Stapleton is another special case. With her face she could have been one of two things: a cafeteria cashier or a character actor. K&W's loss was our gain.

She won, incredibly, a Tony as "Best Supporting Actress" for her performance in the lead of The Rose Tattoo, a comic drama written expressly for her by Tennessee Williams. There's something in that ironic discrepancy perhaps only Stapleton herself could have enjoyed. She lived big, drank bigger. Her death at 81 is a bit of a shock; how the hell did her liver hold up so long?

Another irony she probably laughed over in that low, infectious chuckle of hers: no Irish actor I can think of played so many Jewish women, on stage and screen. (With time out for Hispanics like Inez Guerrero in Airport.) She also had the queasy distinction of being considered old long before she reached middle age: at 38, she's Dick Van Dyke's intractable nudze of a mother in Bye Bye Birdie. She got accidentally knifed in the face while filming The Fan, which must have felt like surviving Mt. Saint Helen's only to go down in flames falling asleep with a lit cigarette. She survived Woody Allen and playing his conception of The Vulgar Life Force in Interiors. Walter Matthau insisted she play, as she did on stage, all three women's roles opposite him in the movie of Plaza Suite; she ended up getting only one, and Matthau looked like a vain popinjay. But this was always the way of things. She had the lead in Orpheus Descending in New York and got a small supporting role in the strange movie version The Fugitive Kind. And here's one to whet your appetite: a listing on the Internet Movie Database for a Kraft Theatre television adaptation of All the King's Men with Stapleton as Sadie Burke. Oh my dear loving god, what I'd give to see that!
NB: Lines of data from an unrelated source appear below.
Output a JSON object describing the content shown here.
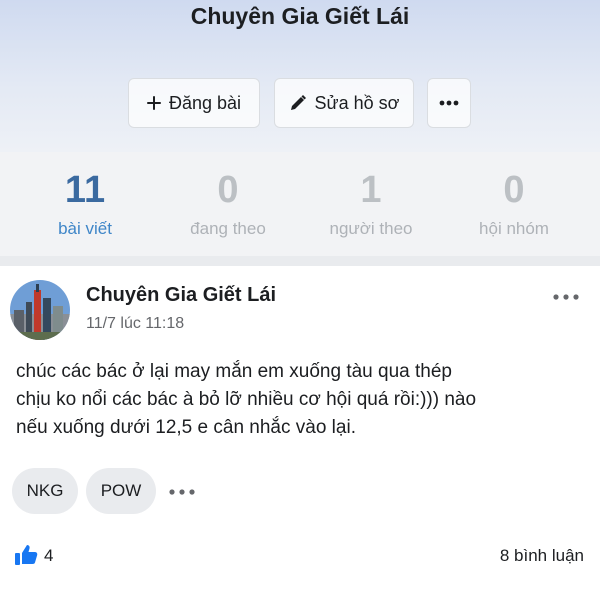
{
  "profile": {
    "name": "Chuyên Gia Giết Lái"
  },
  "actions": {
    "post_label": "Đăng bài",
    "edit_label": "Sửa hồ sơ",
    "more_icon": "more-horizontal-icon"
  },
  "stats": [
    {
      "value": "11",
      "label": "bài viết",
      "active": true
    },
    {
      "value": "0",
      "label": "đang theo",
      "active": false
    },
    {
      "value": "1",
      "label": "người theo",
      "active": false
    },
    {
      "value": "0",
      "label": "hội nhóm",
      "active": false
    }
  ],
  "post": {
    "author": "Chuyên Gia Giết Lái",
    "timestamp": "11/7 lúc 11:18",
    "text_lines": [
      "chúc các bác ở lại may mắn em xuống tàu qua thép",
      "chịu ko nổi các bác à bỏ lỡ nhiều cơ hội quá rồi:))) nào",
      "nếu xuống dưới 12,5 e cân nhắc vào lại."
    ],
    "tags": [
      "NKG",
      "POW"
    ],
    "likes": "4",
    "comments": "8 bình luận"
  },
  "colors": {
    "accent": "#3f86c8",
    "like_blue": "#1877f2",
    "muted_text": "#65676b"
  }
}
My favorite Stapleton performance came in Reds, Warren Beatty's glorious, histrionic, liberating, inane, insane, exhilarating ode to leftist idealism. (How the bloody hell did he get it made?) As Emma Goldman, Stapleton is the still, sane, reasonable figure of uncompromised integrity around which everyone else swirls, eddy-like and egocentric. It's a performance to treasure, especially when Stapleton throws away a line like her response to Beatty's suggestion that he walk her home after a late-night confab: "Why? I won't hurt anybody." To E.G., as she's called in the movie, is also given what is probably the epic's single finest critique of American politics: "I think voting is the opium of the masses in this country. Every four years you deaden the pain." It's a line Gore Vidal would be pleased to claim, and Stapleton tosses it off, not as a deadly bon-mot she's been dying to deliver, but as a simple statement of fact, not to be disputed.

Reds meant the world to me in 1981. It holds up less well now, but two essential elements remain undimmed: Jack Nicholson's impossibly sexy Eugene O'Neill, and Maureen Stapleton.

So, shall we have a glass in her honor? She would have.